Du wirst lachen, aber die Hirschmann FESAT 88HiQ hatte ich auch schon im Auge (ist das die TDE88, oder wieder eine andere?) Sie sieht der Kathrein ziemlich ähnlich, der stabile Ausleger gefällt mir sehr gut, da kann man sauber die Kabel verlegen.

Die LNB's von Kathrein sind schön "schlank" so fällt die Multifeedanlage nicht auf und von der Qualität sollen die ja auch nicht so schlecht sein. Wenn ich natürlich mit einer Hirschmannschüssel und zwei Alps, Invacom oder MTI's etwas mehr rausholen kann habe ich damit auch kein Problem Deinen Worten würde ich entnehmen, dass Invacom die besten wären (trotz des niedrigen Preises??) Was hältst du von den CS 44 HiQ von Hirschmann, die haben auf dem Papier auch nur 0,2dB?

Den 9/16fach Multischalter habe ich gewählt, da ich keinen kleineren bei Spaun gefunden habe. Vielleicht ist das ganze auch etwas überdimmensioniert, ich hätte ins Wohnzimmer, Kinderzimmer, Arbeitszimmer je zwei Koaxkabel hingelegt und ins Schlafzimmer und in den Partykeller je eins. Somit würde mir auch ein 9/8-fach (mit einer weiteren Reserve auch ein 9/12 fach) reichen (vielleicht ziehe ich noch ein Kabel ins Bad) Leerrohre hatte ich nicht unbedingt vor, geht denn an dem Koaxkabel über die Jahre etwas kaputt? Dann müsste ich ja auch vom Dach bis in den Keller ein dickes Flexrohr legen, wo dann 9 Kabel reinpassen?

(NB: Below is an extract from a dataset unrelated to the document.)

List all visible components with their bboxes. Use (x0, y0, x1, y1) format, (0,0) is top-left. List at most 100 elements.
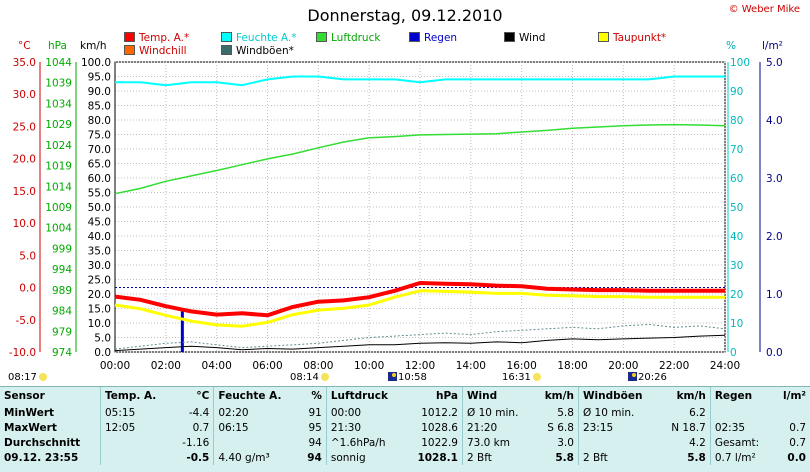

Für was brauche ich denn ein Netzwerkkabel an den Receivern? Um die aufgenommenen Filme auch an andere Stelle wieder abspielen zu können?

Was für Sender ich schauen will weiß ich im Moment leider auch noch nicht, im Moment habe ich einen Kabelanschluss. Wir wollten einfach für die Zunkunft gerüstet sein und daher 9 Kabel zur SAT Schüssel ziehen. Was Astra 2 angeht, naja die immaginäre Linie Berlin-München liegt leider etwas westlich von mir (Standort = Chemnitz), wenn ach nur knapp. Oder sollte ich lieber eine 110er Schüssel von Hirschmann nehmen?

Wenn du noch einen Tipp hättest, wo ich im Netz eine Übersicht finde, welche Satelliten man anpeilen kann und was für Sender ich dann bekomme?
Ist alles ganz schön verwirrend für einen "Kabelanschlussnützer". Es gibt ja schon alleine bei Astra drei Winkelangaben (28,2/23,5/19,2) und dann noch verschiedene Ergänzungen 2A/2B/2D/1D/3A/1E usw. wer soll denn da noch durchblicken?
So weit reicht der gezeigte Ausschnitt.